The Suicide's Son
My second full-length poetry collection, The Suicide's Son, was published in 2019 by the Montreal-based publisher Véhicule Press.
Individual poems from The Suicide’s Son were first published in 32 Poems, Alaska Quarterly Review, American Poetry Review, Hazlitt, The Hopkins Review, Little Star, Literary Matters, The London Review of Books, Narrative, The New York Review of Books, Poetry Northwest, The Southern Review, The Walrus, and The Yale Review. Poems also appeared in the Academy of American Poets' Poem-A-Day project, in Resistance, Rebellion, Life: 50 Poems Now (Knopf 2017), Still Life with Poem: 100 Natures Mortes in Verse (Literary House Press 2016), The Next Wave: An Anthology of 21st Century Canadian Poetry (Palimpsest Press 2018), Resisting Canada: An Anthology of Poetry (Véhicule Press 2019), Best Canadian Poetry in English 2016 (Tightrope Books 2016), Beyond Forgetting: Celebrating 100 Years of Al Purdy (Harbour Publishing 2018), and Here: Poems for the Planet (Copper Canyon Press 2019).
Though I work mainly in free verse, I often think of poetry in formal (i.e. structural) terms, and I try to write poems whose meaning is determined at least partly by the repetition and organization of sound. Many of my poems contain rhyme and what I think of as “runs” of iambic or anapestic meter, but I’m very interested in trying to capture what I think of as a kind of asymmetrical beauty, so I often establish metrical expectations only for the sake of breaking them. I aspire to write poems that are rhythmically well-constructed, down to the level of the syllable, but also indivisible in their parts, so that the reader cannot easily separate the poem into discrete metrical feet or metrical phrases; disorder, or a pattern that is varied to the point of seeming disordered, is beautiful, from my perspective, and I want to convey that beauty rhythmically.
I think of myself as an oral poet, and write more for an audience than for a readership, though publishing is of course an important part of my professional life. When performing, I recite my poems from memory.
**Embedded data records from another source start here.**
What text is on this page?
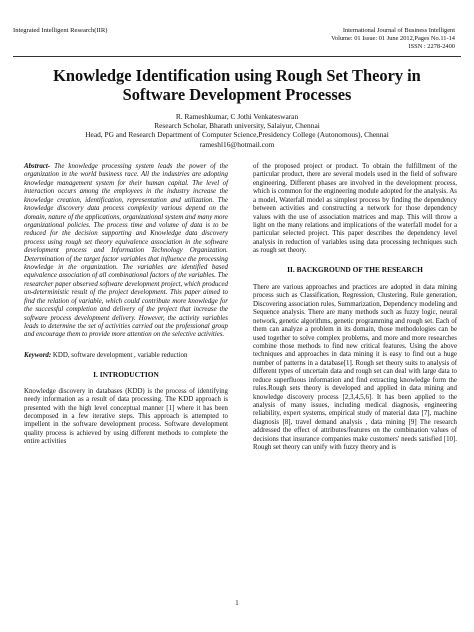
Integrated Intelligent Research(IIR)	International Journal of Business Intelligent
Volume: 01 Issue: 01 June 2012,Pages No.11-14
ISSN : 2278-2400
Knowledge Identification using Rough Set Theory in
Software Development Processes
R. Rameshkumar, C Jothi Venkateswaran
Research Scholar, Bharath university, Salaiyur, Chennai
Head, PG and Research Department of Computer Science,Presidency College (Autonomous), Chennai
rameshl16@hotmail.com

Abstract- The knowledge processing system leads the power of the organization in the world business race. All the industries are adopting knowledge management system for their human capital. The level of interaction occurs among the employees in the industry increase the knowledge creation, identification, representation and utilization. The knowledge discovery data process complexity various depend on the domain, nature of the applications, organizational system and many more organizational policies. The process time and volume of data is to be reduced for the decision supporting and Knowledge data discovery process using rough set theory equivalence association in the software development process and Information Technology Organization. Determination of the target factor variables that influence the processing knowledge in the organization. The variables are identified based equivalence association of all combinational factors of the variables. The researcher paper observed software development project, which produced un-deterministic result of the project development. This paper aimed to find the relation of variable, which could contribute more knowledge for the successful completion and delivery of the project that increase the software process development delivery. However, the activity variables leads to determine the set of activities carried out the professional group and encourage them to provide more attention on the selective activities.

Keyword: KDD, software development , variable reduction

I. INTRODUCTION

Knowledge discovery in databases (KDD) is the process of identifying needy information as a result of data processing. The KDD approach is presented with the high level conceptual manner [1] where it has been decomposed in a few iterative steps. This approach is attempted to impellent in the software development process. Software development quality process is achieved by using different methods to complete the entire activities

of the proposed project or product. To obtain the fulfillment of the particular product, there are several models used in the field of software engineering. Different phases are involved in the development process, which is common for the engineering module adopted for the analysis. As a model, Waterfall model as simplest process by finding the dependency between activities and constructing a network for those dependency values with the use of association matrices and map. This will throw a light on the many relations and implications of the waterfall model for a particular selected project. This paper describes the dependency level analysis in reduction of variables using data processing techniques such as rough set theory.

II. BACKGROUND OF THE RESEARCH

There are various approaches and practices are adopted in data mining process such as Classification, Regression, Clustering, Rule generation, Discovering association rules, Summarization, Dependency modeling and Sequence analysis. There are many methods such as fuzzy logic, neural network, genetic algorithms, genetic programming and rough set. Each of them can analyze a problem in its domain, those methodologies can be used together to solve complex problems, and more and more researches combine those methods to find new critical features. Using the above techniques and approaches in data mining it is easy to find out a huge number of patterns in a database[1]. Rough set theory suits to analysis of different types of uncertain data and rough set can deal with large data to reduce superfluous information and find extracting knowledge form the rules.Rough sets theory is developed and applied in data mining and knowledge discovery process [2,3,4,5,6]. It has been applied to the analysis of many issues, including medical diagnosis, engineering reliability, expert systems, empirical study of material data [7], machine diagnosis [8], travel demand analysis , data mining [9] The research addressed the effect of attributes/features on the combination values of decisions that insurance companies make customers' needs satisfied [10]. Rough set theory can unify with fuzzy theory and is

1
Praise for The Suicide's Son:
"In The Suicide’s Son, we encounter [Arthur's] mastery of individual lyrics, but the collection is more than the best of his journal publications. It gathers in the mind as a single text as Arthur both poses and answers questions about the ideas, objects, and traits we broadly inherit—as family members, as members of a culture, as animals—and how we respond to the often troubling content of that inheritance."
-- Literary Matters
"Nothing is inscrutable or imprecise. It all adds up to maximum impact conveyed directly from the words to the reader’s brain, and via brain to heart."
-- 32 Poems
"Rootlessness ebbs and flows, all while the cogs and underpinnings churn and grind each poem into a solid object that transcends the quotidian. These words are ordered to last."
-- RHINO Reviews
"The poems in James Arthur’s new collection, The Suicide’s Son, convey a mastery of resonance and form while dealing with topics that are relevant and real."